What Can You Do to Make the Process Easier and Faster?
“Things that slow down the process are either a lack of promptness from the buyer or a lack of communication from the lender on what’s needed,” Lerner says.
- Gather necessary paperwork. Start gathering bank statements, tax forms, and pay stubs during the house hunt for a truly expedited process. Respond promptly when your loan officer requests additional information for the underwriter.
- Confirm what systems your lenders will use to assess your application. You can ask your lender if it uses online systems to automatically verify your employment and assets, according to Matt Hackett, operations manager at Equity Now, based in New York City. “If someone is technologically savvy, it’s easy to go on the lender’s portal,” he says. “With authorization, we can order reports that oftentimes take the place of income documentation like pay stubs and W-2s.”
- Keep in contact with your loan officer. Hackett also recommends keeping an open line of communication with your loan officer about employment, especially in the current economic environment. Lenders now check your job to see if it’s considered an essential service. If it’s not, they may do more frequent checks throughout underwriting to make sure you haven’t been furloughed or laid off.
“As a home buyer, you’re required to report a status change to your employment,” Hackett says. “But it’s easier if people are transparent and up front if they have any relevant information; plus they feel more control of the process.”

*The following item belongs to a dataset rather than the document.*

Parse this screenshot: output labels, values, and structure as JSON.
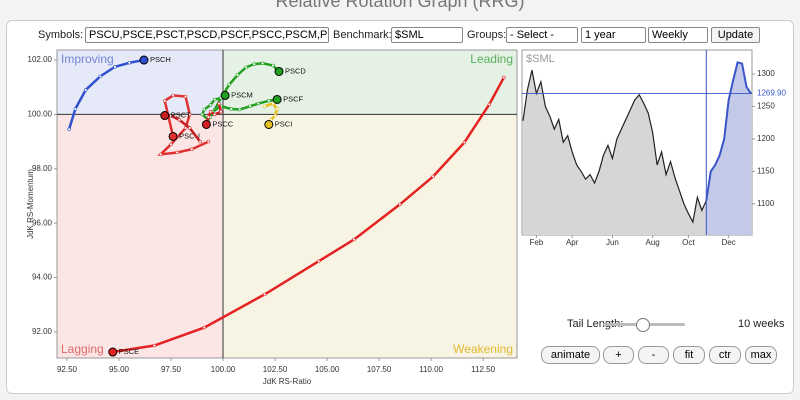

Even if you’re not an essential employee but have been working from home successfully or know your company is operating normally, tell your lender, so you both know there’s a strong chance of your loan getting approved.
The Bottom Line
The mortgage underwriting process gives you final approval for your home loan to close and finally move into the home of your dreams.
As a result of the pandemic, underwriting guidelines have tightened and may continue to change. Since no one knows for sure when, and if, the economy will go back to normal, don’t let that stop you from taking steps to buy a new home.
Your chances of success for this process largely depends on you, the borrower. You can expedite underwriting with timely responses to any questions from your lender. Get a head start by gathering your financial documents in advance, paying close attention to your credit report, and working on any negative credit habits to improve your chances of approval.